Step 2: Interpret Results
The script logs progress for each step and exits with code 0 (pass) or non-zero (fail).
Pass criteria:
Export: exit code 0
Inference test (llm_bench): exit code 0, metrics line logged
WWB accuracy (three sub-steps, all must pass):
- HF ground truth generation: exit code 0
- Optimum target evaluation: similarity ≥
SIMILARITY_THRESHOLD - GenAI target evaluation: similarity ≥
SIMILARITY_THRESHOLD
Note: the WWB step is skipped automatically for
automatic-speech-recognition(no WWB support).
Log files: each tool writes its own dedicated log; paths are printed during execution.

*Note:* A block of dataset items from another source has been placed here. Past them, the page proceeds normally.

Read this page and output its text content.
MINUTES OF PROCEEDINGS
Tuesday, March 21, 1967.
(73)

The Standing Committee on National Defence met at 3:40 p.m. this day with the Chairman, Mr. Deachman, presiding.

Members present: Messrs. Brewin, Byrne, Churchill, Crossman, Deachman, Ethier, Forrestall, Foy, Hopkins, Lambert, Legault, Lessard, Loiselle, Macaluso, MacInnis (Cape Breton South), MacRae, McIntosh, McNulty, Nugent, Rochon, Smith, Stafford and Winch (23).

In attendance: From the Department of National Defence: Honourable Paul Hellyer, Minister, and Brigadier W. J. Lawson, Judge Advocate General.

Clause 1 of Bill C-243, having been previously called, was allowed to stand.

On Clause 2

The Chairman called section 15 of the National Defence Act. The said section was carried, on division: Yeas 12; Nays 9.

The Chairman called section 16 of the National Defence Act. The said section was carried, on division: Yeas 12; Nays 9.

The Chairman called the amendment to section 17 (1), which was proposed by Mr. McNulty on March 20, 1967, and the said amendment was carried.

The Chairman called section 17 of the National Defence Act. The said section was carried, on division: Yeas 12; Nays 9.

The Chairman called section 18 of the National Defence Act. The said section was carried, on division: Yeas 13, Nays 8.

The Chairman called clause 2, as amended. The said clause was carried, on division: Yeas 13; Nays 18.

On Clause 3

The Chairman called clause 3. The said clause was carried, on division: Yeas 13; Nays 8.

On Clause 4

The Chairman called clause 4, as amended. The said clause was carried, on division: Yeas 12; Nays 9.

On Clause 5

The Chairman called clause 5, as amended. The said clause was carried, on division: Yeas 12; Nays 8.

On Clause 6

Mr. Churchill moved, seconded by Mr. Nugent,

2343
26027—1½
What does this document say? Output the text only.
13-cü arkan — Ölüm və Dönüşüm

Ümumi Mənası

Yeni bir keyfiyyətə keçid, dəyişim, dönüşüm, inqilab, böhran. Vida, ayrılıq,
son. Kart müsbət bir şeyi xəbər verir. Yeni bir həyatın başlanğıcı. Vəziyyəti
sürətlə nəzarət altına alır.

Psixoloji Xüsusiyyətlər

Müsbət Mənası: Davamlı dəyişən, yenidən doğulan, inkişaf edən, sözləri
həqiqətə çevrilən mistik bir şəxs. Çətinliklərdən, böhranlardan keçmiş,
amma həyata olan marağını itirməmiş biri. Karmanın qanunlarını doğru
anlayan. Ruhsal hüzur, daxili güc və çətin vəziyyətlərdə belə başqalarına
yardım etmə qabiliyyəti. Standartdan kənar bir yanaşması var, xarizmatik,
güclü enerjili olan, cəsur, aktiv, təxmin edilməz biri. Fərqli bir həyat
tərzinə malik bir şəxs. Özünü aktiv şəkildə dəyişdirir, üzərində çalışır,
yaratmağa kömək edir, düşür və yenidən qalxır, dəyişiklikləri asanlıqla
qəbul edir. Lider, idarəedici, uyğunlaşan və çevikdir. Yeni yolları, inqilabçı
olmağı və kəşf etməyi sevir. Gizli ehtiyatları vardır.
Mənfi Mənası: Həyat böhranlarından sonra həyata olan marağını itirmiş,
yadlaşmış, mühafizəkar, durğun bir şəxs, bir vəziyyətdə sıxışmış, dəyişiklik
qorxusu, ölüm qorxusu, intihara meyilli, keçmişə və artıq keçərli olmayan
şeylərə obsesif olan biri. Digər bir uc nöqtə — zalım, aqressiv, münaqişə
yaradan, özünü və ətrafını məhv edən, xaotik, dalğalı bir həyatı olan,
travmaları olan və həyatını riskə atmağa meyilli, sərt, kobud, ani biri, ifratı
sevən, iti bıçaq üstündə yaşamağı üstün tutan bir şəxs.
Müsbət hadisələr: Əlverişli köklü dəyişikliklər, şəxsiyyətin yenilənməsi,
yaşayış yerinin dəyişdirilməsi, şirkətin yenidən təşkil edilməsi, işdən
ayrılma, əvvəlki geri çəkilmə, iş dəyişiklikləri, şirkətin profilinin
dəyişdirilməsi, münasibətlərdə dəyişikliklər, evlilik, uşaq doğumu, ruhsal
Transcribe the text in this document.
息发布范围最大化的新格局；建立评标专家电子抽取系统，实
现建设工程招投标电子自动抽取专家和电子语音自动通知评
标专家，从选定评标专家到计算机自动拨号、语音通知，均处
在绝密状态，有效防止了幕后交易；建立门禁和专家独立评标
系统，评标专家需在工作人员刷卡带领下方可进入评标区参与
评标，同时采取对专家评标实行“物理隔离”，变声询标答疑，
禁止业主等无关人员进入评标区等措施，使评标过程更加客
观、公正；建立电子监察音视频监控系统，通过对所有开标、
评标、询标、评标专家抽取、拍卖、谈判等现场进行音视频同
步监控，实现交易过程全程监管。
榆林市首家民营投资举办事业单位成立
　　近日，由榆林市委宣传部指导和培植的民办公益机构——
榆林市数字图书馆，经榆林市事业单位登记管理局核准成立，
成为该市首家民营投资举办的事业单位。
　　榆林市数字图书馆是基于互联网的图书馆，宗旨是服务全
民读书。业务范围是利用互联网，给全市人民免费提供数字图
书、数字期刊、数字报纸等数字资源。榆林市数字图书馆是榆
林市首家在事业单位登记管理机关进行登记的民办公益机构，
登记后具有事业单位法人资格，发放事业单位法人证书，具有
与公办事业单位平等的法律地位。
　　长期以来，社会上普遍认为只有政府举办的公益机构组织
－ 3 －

When a step fails, read the corresponding log for the full traceback and context before drawing any conclusions.
work-dir: work-dir is in current workspace, prefer to use tool calls to access logs and outputs instead of custom bash commands.
Step 3: Report Results
Results format:
- Model:
<model_id>(<task>) - Validation: PASSED / FAILED
- Performance (if passed):
- 1st token latency, 2nd token latency, throughput
- Optimum similarity / GenAI similarity (if applicable)
- Logs: paths to export log, llm_bench log, WWB logs
- Failed step analysis (if failed): summary of the failure and relevant log path for details
Security
- NEVER install any packages. Assume the environment is pre-configured.
- NEVER invoke
optimum-cli,wwb, orllm_benchdirectly. Always go throughcheck_model.py. - NEVER modify
model_id— pass it exactly as provided by the user.